Second, the party in power accepted its defeat.
In a world where leaders, from exiled Honduran president Manuel Zelaya to Mahmoud Ahmadinejad of Iran, strive to extend their rule by changing their country’s constitutions or defying the votes cast for the opposition, there is no doubt that Mexico’s government accepts the results as “authentic.”
“The nation’s voters have spoken,” Felipe Calderon said on Monday, without further comment. More to the point, as the results were announced, it was Calderon’s party that began soul-searching: How could this have happened? While the answer may still not be known with certainty, what was clear was that Mexico’s political system had matured: Forty-eight hours after polls closed, Gerardo Martinez, president of PAN submitted his resignation. “I accept complete responsibility as the party’s president,” he said.
“This is an unusual gesture in Mexican politics,” Salvador Camarena wrote in Spain’s leading newspaper, El Pais, noting that the era of “political impunity” in Mexico was drawing to a close.
Third, in times of economic turmoil, the political center is strengthened in mature democracies. In Sunday’s election, Mexicans voted for the PRI –- the political center.
By returning to power the party that had ruled the country for seven decades in the 20th century, voters rewarded a political party that had spent the better part of a decade learning from its errors and becoming attuned to the interests of voters. Sunday’s election, in other words, curbed the power of the ruling right-of-center PAN and, more significantly, dealt a crushing blow to the left-of-center Democratic Revolution Party (PRD).
In 2006, when Felipe Calderon was elected, Mexico’s largest party was the conservative PAN, followed by the liberal PRD, with the centrist PRI trailing far behind. Following Sunday’s election, however, the PRI is now the largest political party, followed by the PAN, with the PRD reduced to an almost-insignificant player.
The fact that Mexico has shifted firmly to the political center stands in sharp contrast with the rest of Latin America, where governments from Ecuador to Nicaragua, Bolivia to Venezuela have seen leftist regimes elected to office.
The final sign of the maturity of Mexico’s democracy is, paradoxically, that voters forced politicians to negotiate. By denying Calderon’s party a majority in Congress, the Mexican electorate is forcing the PAN and the PRI to work together to solve the nation’s pressing problems. Among these are, of course, reversing the economic downturn precipitated by the global financial crisis, increasing jobs, restoring Mexico’s tourism industry and tackling the lingering problems of how to reform oil and electric power industries to meet the needs of Mexico this century. The risk, as the United States knows too well, is political gridlock, where nothing gets done. That is a risk Mexicans are prepared to take – this electoral go-around.

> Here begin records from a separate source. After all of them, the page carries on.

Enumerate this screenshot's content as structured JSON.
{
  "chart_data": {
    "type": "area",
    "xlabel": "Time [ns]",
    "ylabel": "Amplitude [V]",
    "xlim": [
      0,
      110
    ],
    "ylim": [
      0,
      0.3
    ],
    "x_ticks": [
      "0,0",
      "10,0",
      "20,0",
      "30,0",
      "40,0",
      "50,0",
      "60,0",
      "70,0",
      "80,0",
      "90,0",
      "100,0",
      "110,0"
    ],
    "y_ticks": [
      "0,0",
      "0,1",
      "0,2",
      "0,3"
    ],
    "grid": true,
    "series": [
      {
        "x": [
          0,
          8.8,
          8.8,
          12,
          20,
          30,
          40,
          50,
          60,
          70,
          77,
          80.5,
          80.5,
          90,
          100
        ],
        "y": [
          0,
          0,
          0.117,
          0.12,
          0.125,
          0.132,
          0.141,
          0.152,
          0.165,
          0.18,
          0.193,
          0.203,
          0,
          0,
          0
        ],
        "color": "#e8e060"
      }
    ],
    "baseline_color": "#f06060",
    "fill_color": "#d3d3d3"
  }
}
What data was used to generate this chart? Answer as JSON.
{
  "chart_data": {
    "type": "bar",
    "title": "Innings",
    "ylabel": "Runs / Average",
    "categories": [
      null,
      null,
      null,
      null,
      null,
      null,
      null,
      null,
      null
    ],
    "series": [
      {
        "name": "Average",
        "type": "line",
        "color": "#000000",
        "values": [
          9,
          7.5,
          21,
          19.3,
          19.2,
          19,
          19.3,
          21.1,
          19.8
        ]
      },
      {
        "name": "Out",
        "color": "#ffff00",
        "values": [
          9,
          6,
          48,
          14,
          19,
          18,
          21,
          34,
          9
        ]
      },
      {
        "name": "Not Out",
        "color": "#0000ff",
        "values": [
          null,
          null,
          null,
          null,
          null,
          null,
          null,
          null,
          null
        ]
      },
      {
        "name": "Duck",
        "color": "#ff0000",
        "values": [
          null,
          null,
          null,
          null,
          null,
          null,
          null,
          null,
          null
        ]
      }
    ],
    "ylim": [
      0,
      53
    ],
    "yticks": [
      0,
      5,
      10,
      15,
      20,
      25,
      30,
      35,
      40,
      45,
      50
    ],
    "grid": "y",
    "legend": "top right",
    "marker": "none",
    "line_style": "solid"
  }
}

North of the border, these nuances are lost. In the United States, which is intent on seeing Mexico as a nation of lost opportunities (corporate America is prohibited from entering Mexico’s oil or electric power generation industries) or one that does its dirty work (carrying out proxy – and futile – wars against drug trafficking, or providing an endless supply of labor to be exploited by American employers), Sunday’s elections are seen as a rebuke to Calderon’s “War on Drugs.”
The idea that drug cartels funneled money to the PRI in order to defeat Calderon’s PAN overlooks the realpolitik of the drug cartels: Drug money flowed to all parties.
Mexican voters cast a ballot for accountability. Calderon failed to deliver, and his party was punished at the ballot box. Expressing dissatisfaction with their leaders through peaceful elections is how democracy is strengthened. By this measure, last Sunday, Mexico’s democracy was the clear and undisputed winner.